EU完全離脱のイギリス トラック大渋滞で物流が止まる? 食品を備蓄する人も…

2020年12月30日 06時00分

12月中旬、英南東部セビントンで、税関検査施設やトラック駐車場の整備が進む現場=藤沢有哉撮影

 【ロンドン=藤沢有哉】欧州連合(EU)を離脱した英国が加盟国並みの状態を保つ「移行期間」が、31日午後11時(日本時間来年1月1日午前8時)に終わる。自由貿易協定(FTA)交渉の合意により、貿易はこれまで通り関税がかからないままだが、輸出入に関する申告といった通関手続きが復活する。英国では通関待ちトラックの大渋滞による物流停滞が懸念され、食品を備蓄する人もいる。

◆駐車場で混雑懸念「街を出たい人も」

 「EUとの物流が止まるのを避けるために、私たちの生活が犠牲になるかもしれない」。今月中旬、英南東部セビントン。無職ジャック・ジェニングスさん(53)は買い物に訪れた商業施設で、年明けの街の混乱を心配した。近くでは、税関検査施設を併設した大規模なトラック駐車場の整備が進んでいた。
 移行期間が終われば、1日約1万台のトラックがフェリーに乗るなどして往来する英仏間のドーバー海峡でも、通関業務が復活する。英政府は、輸出関連の申告書の不備などにより、仏側の通関で足止めされるトラックの続出を懸念。ドーバー港近辺に通関待ちのトラックが滞留すれば仏側からの輸入が止まる恐れがあり、車両が待避するための駐車場を各地に整備する。海峡から西へ30キロのセビントンもその1つだ。
 英メディアによると、セビントン駐車場は年明けから1200台を収容可能。ただ、地元住民は「駐車場周辺が混雑すれば、私たちが身動きとれない」などと不安を抱く。写真家テリー・バットンさん(62)は「政府は地元に何の補償もしない。街を出て行きたがっている人もいる」と憤る。

◆パスタや缶詰2、3ヵ月分を確保

  政府は駐車場整備の他にも、輸出に必要な申告書類がそろっているかなどを、オンラインで事前に確認する取り組みも展開。ただ、すべての車両に義務付けたわけではなく効果は未知数だ。ドーバー港周辺は今月下旬、新型コロナウイルス変異種による輸送停止措置で足止めされたトラックが列を成したばかり。移行期間後の渋滞発生、さらにはEUとの物流停滞への懸念は根強い。
 EU産の食品や薬品の一時的な品不足に備え、既に備蓄をする人も。リバプールの紀行作家グラハム・ヒューズさん(41)は「パスタや米、缶詰など2、3カ月分の食料を確保した」。長時間の輸送に耐えられないEU産の野菜や果物などは品不足になる可能性がより高いと指摘し、「今と同じ食生活は難しくなる恐れもある。そうなればEU離脱に伴う人災だ」と語った。

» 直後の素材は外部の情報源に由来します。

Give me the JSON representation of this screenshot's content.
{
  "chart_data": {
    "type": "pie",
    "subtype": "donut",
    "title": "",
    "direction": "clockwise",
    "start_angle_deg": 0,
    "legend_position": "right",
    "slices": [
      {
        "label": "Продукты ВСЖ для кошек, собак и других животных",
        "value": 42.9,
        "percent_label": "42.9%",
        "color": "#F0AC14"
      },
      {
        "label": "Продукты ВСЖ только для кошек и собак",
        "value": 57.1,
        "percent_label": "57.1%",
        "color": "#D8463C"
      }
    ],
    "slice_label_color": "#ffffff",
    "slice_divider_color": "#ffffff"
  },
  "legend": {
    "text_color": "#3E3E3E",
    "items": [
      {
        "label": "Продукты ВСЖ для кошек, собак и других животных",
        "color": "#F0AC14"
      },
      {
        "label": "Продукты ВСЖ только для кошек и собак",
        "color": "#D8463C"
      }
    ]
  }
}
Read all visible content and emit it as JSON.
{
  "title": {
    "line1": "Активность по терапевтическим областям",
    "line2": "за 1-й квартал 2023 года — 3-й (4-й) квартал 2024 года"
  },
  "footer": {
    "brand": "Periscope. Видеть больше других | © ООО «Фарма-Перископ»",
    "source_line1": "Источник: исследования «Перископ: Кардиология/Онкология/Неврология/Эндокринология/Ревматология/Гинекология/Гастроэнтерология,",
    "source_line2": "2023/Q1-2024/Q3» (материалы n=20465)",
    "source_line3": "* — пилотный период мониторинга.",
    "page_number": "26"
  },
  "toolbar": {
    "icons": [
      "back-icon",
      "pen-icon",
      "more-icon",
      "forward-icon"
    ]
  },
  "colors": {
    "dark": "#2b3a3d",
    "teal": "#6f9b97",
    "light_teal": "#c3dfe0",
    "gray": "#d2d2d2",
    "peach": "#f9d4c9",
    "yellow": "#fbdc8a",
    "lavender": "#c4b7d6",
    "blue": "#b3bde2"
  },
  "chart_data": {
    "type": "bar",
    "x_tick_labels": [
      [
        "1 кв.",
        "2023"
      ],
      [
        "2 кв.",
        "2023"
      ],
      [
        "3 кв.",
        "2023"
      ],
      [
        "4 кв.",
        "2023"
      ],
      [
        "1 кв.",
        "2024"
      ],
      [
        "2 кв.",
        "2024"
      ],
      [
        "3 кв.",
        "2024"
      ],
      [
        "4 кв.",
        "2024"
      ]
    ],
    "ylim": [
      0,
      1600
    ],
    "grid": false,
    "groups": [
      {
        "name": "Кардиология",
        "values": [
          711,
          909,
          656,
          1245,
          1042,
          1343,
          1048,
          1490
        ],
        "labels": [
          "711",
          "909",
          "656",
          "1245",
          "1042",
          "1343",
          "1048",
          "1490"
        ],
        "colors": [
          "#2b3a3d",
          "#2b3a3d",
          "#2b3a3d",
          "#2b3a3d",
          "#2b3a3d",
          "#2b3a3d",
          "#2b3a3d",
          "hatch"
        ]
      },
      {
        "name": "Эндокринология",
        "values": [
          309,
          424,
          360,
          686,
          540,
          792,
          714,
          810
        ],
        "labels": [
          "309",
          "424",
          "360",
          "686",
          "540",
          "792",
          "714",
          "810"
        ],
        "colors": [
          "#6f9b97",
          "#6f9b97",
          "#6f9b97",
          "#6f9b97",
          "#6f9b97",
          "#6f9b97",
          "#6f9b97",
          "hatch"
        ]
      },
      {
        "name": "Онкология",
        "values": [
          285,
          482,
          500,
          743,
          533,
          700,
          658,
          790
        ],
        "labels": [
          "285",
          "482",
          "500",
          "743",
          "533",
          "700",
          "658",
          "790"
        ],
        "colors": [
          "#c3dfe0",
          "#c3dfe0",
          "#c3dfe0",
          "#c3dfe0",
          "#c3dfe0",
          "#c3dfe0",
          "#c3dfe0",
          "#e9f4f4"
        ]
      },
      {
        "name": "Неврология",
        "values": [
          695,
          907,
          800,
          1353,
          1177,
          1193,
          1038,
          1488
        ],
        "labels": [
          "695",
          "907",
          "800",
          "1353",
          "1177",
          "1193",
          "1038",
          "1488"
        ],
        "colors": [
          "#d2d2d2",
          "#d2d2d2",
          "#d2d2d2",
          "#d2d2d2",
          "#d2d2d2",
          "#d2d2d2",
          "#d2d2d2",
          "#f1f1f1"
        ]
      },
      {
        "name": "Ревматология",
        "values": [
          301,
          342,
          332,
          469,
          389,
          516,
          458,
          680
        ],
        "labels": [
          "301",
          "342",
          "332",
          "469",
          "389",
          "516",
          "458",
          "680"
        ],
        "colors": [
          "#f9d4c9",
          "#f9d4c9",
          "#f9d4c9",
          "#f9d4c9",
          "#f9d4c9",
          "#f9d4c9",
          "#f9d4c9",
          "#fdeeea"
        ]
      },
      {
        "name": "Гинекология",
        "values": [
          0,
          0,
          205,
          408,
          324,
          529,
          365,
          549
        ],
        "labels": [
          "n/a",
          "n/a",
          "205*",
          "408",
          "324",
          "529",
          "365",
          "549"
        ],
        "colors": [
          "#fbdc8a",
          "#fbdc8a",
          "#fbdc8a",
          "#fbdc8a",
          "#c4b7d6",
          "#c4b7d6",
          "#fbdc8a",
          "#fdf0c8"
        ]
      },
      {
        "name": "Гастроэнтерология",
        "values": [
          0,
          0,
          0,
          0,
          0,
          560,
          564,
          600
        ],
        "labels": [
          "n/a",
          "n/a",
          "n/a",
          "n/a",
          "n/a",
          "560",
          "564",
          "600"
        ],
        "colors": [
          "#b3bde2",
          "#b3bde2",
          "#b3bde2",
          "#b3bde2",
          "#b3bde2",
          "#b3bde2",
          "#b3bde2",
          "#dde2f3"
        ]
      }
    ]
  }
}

英EUの貿易 2019年の物品の貿易額は4300億ポンド(約60兆円)超。EUの単一市場、関税同盟は圏内で物品の自由移動を認めているが、移行期間が終わると英国はこの経済圏を離れるため、英EU貿易で通関手続きが復活する。英政府は通関手続き混乱による物流停滞を防ぐため、EU側からの輸入関連の申告手続きは半年間猶予する。